Controlled Electrochemical Intercalation of Graphene/h-BN van der Waals Heterostructures

TL;DR

This study introduces a controlled electrochemical method to intercalate lithium ions into graphene/h-BN heterostructures, enabling precise tuning of electronic properties and high carrier densities while avoiding surface reactions.

Contribution

It presents a novel electrochemical strategy for intercalating lithium into vdW heterostructures with encapsulated graphene, monitored by Hall effect and spectroscopic techniques.

Findings

Achieved carrier densities > 5×10^{13} cm^{-2}

Observed Shubnikov-de Haas oscillations at low temperatures

Demonstrated high mobility > 10^3 cm^2/(Vs) in intercalated samples

Abstract

Electrochemical intercalation is a powerful method for tuning the electronic properties of layered solids. In this work, we report an electro-chemical strategy to controllably intercalate lithium ions into a series of van der Waals (vdW) heterostructures built by sandwiching graphene between hexagonal boron nitride (h-BN). We demonstrate that encapsulating graphene with h-BN eliminates parasitic surface side reactions while simultaneously creating a new hetero-interface that permits intercalation between the atomically thin layers.
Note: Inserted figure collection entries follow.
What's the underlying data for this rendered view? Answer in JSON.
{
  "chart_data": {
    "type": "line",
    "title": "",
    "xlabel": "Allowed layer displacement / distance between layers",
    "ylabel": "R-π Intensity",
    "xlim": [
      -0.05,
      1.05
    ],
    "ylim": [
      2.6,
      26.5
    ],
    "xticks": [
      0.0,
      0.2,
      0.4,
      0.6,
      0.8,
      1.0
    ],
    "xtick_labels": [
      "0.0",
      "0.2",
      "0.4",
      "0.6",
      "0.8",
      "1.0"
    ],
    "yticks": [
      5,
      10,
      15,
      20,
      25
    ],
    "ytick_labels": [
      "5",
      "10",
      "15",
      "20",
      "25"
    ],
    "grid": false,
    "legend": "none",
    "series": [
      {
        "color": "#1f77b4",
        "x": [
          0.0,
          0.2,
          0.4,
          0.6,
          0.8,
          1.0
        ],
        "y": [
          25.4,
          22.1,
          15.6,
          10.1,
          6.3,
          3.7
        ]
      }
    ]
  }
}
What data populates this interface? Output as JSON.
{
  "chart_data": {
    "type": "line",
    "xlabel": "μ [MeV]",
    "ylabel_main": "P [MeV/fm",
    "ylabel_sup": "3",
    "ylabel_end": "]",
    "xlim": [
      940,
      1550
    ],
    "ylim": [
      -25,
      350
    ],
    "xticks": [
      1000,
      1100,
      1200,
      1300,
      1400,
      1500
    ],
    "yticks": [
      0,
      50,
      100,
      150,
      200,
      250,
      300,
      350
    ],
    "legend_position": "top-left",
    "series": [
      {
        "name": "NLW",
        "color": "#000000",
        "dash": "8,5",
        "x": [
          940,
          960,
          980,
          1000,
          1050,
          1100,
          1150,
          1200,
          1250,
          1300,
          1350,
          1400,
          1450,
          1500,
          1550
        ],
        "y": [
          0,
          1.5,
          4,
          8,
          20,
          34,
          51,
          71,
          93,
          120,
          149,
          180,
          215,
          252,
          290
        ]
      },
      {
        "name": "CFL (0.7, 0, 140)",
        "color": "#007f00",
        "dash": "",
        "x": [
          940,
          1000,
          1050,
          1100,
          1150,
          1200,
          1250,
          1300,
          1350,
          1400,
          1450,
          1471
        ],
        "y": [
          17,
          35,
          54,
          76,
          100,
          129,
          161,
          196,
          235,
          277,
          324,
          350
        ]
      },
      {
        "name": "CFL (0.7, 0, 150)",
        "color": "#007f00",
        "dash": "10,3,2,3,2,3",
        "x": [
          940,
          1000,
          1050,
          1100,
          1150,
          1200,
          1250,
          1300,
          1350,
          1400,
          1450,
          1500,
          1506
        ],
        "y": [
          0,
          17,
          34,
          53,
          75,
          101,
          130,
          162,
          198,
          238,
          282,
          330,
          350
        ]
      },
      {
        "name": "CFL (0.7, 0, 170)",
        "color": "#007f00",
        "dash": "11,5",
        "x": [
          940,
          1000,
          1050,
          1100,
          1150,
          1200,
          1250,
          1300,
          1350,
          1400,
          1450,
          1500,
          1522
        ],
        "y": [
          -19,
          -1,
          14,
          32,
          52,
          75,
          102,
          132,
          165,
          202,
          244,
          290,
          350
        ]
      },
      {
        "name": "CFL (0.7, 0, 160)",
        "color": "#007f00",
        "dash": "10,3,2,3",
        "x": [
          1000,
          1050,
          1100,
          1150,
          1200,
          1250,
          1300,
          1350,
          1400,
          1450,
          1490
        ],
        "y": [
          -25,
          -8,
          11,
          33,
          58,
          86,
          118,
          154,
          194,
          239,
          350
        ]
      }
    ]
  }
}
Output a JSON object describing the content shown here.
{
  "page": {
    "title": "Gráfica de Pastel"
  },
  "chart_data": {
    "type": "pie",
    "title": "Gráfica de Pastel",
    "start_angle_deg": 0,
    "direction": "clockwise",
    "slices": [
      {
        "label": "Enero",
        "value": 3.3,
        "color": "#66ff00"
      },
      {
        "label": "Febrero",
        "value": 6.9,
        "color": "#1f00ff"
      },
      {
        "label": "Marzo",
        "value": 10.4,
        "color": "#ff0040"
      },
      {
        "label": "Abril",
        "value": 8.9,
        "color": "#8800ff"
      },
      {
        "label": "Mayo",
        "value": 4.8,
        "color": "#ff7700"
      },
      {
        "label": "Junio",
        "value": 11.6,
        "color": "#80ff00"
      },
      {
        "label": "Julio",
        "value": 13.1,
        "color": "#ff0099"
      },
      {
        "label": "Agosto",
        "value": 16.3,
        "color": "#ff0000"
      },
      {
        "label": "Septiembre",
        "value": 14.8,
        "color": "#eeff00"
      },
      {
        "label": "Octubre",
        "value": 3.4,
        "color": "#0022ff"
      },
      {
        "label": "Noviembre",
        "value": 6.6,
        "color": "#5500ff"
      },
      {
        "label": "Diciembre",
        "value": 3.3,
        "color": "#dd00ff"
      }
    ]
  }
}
To monitor the electrochemical process, we employ the Hall effect to precisely monitor the intercalation reaction. We also simultaneously probe the spectroscopic and electrical transport properties of the resulting intercalation compounds at different stages of intercalation. We achieve the highest carrier density $> 5 \times 10^{13} cm^{-2}$ with mobility $> 10^3 cm^2/(Vs)$ in the most heavily intercalated samples, where Shubnikov-de Haas quantum oscillations are observed at low temperatures. These results set the stage for further studies that employ intercalation in modifying properties of vdW heterostructures.